I had just finished Wolff’s book when I read Jeffery St. Clair’s Friday (11/25/2022) post on CounterPunch. He’d recently spent time driving the backroads of southern Indiana where he’d once lived. He wrote this about his trip: “Dollar stores have become a major employer in many areas with more outlets than Walmart and McDonalds combined (over 50,000). Corporate America thinks rural America has no choice but to take these jobs at shit pay. The unions have been beaten down. The politicians blame extended unemployment benefits.”

Photo credit: Jeffery St. Clair

 St. Clair continues: “People don’t trust their bosses, their banks, or their government. They don’t trust that the insurance they pay out the ass for will really cover them if they have a stroke or get cancer or contract COVID on the job. Yet, the people most in need of national health care are among the least likely to support it. Why you don’t trust the government – it’s never done much of anything for you, except demean your existence, humiliate you for asking for help, and make life harder than it already is. The fear isn’t irrational. It’s been learned over generations.”

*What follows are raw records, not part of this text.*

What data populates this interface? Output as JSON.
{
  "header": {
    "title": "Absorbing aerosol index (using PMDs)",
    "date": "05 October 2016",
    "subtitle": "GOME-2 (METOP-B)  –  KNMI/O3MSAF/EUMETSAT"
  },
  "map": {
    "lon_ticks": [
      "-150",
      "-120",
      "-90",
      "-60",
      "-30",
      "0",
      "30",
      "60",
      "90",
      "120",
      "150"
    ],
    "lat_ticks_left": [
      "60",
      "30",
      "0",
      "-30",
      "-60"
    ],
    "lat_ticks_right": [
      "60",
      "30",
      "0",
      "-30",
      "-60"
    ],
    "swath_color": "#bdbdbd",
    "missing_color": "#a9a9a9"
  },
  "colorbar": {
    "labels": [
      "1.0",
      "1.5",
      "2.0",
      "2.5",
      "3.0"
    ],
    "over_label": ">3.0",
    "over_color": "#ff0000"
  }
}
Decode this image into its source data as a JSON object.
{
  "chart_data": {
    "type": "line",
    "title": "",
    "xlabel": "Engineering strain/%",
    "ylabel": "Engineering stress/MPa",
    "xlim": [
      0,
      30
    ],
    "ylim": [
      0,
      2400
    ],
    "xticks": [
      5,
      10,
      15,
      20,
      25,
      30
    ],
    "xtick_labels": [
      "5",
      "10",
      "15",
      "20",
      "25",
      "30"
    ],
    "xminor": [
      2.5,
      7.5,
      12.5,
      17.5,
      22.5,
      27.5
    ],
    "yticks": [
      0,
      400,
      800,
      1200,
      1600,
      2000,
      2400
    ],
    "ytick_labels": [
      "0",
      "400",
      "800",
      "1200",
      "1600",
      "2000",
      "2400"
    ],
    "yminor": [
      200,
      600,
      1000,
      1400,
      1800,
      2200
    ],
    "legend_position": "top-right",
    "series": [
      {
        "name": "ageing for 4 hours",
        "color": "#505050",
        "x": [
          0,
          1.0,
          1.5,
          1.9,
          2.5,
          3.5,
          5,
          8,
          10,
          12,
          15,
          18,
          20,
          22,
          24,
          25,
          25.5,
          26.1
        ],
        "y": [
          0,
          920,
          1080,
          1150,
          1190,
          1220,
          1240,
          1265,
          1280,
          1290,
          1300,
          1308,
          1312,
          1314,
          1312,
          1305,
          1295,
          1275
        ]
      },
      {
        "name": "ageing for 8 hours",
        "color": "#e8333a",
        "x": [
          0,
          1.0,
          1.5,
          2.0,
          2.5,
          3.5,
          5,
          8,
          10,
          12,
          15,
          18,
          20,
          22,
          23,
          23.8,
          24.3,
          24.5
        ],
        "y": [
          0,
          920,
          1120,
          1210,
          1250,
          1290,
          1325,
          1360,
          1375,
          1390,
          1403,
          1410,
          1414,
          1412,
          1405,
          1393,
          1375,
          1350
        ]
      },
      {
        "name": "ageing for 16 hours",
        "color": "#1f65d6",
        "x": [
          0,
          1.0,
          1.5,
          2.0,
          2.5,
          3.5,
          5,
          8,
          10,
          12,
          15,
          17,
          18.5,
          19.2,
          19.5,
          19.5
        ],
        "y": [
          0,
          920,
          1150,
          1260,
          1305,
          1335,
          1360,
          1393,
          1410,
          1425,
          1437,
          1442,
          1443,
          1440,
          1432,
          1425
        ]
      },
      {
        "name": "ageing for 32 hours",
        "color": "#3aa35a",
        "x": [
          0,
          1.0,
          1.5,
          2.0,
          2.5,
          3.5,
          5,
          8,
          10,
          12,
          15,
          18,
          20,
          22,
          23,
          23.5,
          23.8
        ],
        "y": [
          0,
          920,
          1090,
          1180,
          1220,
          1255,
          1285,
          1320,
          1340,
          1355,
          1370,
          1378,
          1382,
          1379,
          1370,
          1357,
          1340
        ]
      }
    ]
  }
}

Maybe the S word’s power is not really about the fear of socialism but about one more betrayal the poor would rather do without.

Worker Cooperatives

At the end of Wolff’s book, he offers an interesting way to create a form of economic socialism. He proposes “worker cooperatives” as a way to address the yearning for a better life and a democratic economic order. It would also help to transition the U.S. away from our current 1% vs 99% capitalist system.

“In their modern forms, worker co-ops provide all who labor inside a workplace – whether factory, office or store – with an equal voice on the key business decisions. Majorities determine what, how, and where the workplace produces; how it uses or distributes its outputs; and how it relates to the state. The state’s direct partner in its relationship to the workplace is no longer a minority, the employer, but instead the entire collective of employee-owners. By democratizing workplaces, worker co-ops can give a shape to a real, daily democracy on a society-wide basis.”

I know. You’re thinking fat chance of this ever happening. But isn’t this yearning being activated now by movements to form unions in a variety of service and other industries? And if all of the employees are owners, wouldn’t the need for whistle-blowers and strikes disappear? Those human lives lost on the Boeing planes could have been saved; the railroad workers would have already been receiving paid sick leave? It can be done.

Bob’s Red Mill has created just what Wolff proposes. Here’s Bob when the company became 100% employee owned. “That happy day came in April 30th of 2020: as of our 10th anniversary, Bob’s Red Mill is now 100% employee owned, one of only about 8,000 businesses in the country to achieve this incredible feat.”

I’m going to enjoy, even more, my bowl of Bob’s steel cut oats in the morning.

A note on the books and blogs

  • Richard Wolff is Professor of Economics Emeritus, U Mass, Amherst, and founder of Democracy at Work. Learn more at: rdwolff.com and www.democracyatwork.info
  • And why the red roses on Wolff’s book’s cover? The symbol spread across Europe and to the U.S. around 1910. Today, the red rose in a fist is the symbol for Socialist International (a worldwide organization).